I haven't had time for that, as I have been doing the work of parenting.
I am becoming less certain that putting all the bits together would, in fact, result in a sort of holographic overarching point springing into existence; perhaps it would remain a pile of slightly banal disconnected observations. At best I think there's some insight into my own personal psychology, which is interesting to me, and probably to you, but less compelling as a reason to make time to sit down and think hard about the topic.
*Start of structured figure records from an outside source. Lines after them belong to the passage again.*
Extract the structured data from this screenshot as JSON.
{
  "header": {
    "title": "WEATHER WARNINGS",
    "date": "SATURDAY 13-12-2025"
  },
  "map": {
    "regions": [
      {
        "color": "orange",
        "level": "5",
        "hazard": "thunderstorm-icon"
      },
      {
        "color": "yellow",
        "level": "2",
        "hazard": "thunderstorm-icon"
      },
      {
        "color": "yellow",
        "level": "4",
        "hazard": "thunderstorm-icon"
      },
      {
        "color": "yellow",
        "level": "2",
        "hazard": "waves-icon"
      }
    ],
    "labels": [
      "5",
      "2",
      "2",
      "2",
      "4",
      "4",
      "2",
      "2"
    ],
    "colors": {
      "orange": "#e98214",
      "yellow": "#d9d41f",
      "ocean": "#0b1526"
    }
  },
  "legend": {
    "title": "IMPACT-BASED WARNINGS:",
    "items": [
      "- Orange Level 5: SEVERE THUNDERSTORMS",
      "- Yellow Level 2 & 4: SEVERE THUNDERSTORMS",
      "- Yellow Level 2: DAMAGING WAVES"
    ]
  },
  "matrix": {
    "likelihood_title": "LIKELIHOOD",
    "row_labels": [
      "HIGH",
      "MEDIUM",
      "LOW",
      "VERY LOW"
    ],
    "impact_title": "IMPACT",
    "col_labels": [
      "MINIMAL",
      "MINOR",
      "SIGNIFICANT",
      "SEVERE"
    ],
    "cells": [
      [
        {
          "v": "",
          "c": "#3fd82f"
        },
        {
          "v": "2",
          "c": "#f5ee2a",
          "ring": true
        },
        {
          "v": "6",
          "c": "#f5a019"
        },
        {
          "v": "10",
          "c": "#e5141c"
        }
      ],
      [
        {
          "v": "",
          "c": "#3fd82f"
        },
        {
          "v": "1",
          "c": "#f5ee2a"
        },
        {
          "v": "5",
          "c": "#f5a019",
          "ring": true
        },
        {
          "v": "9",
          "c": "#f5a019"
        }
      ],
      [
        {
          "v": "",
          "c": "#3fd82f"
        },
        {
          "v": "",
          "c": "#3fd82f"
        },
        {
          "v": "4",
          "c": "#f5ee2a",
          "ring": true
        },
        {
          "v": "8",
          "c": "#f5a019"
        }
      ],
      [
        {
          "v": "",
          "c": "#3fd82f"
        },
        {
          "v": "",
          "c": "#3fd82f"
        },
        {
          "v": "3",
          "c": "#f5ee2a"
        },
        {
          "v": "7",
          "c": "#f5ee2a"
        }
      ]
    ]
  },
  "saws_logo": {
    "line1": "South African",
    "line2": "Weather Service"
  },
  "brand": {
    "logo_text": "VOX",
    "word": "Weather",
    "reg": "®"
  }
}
But here is the least banal of the observations:
I like to feel productive. I'm pretty good at interpreting that more widely than "making money": I feel reasonably productive on days when I do housework, or run errands, or spend time maintaining social relationships. But I noticed, a while back, that I did not feel productive on days when the baby's needs prevented me from doing any of those things. If I spent all day sitting under a sleeping baby who didn't want to be put down, or reading books to the baby, or going to the park so she could run around, or playing with toys with her, or tossing her in the air, or supervising her interactions with the chickens, I didn't feel like I'd been productive.
That's odd, I thought. I did not quit my job to do housework. I quit my job to spend time with the baby. Why does a day spent entirely on the baby not feel productive? It's supporting her physical and emotional growth, allowing her to explore new environments, objects, and interactions, providing a good secure base of attachment -- this is what I'm supposed to be doing! Why don't I feel like I've been productive?
And then I realized: Because I've been having fun.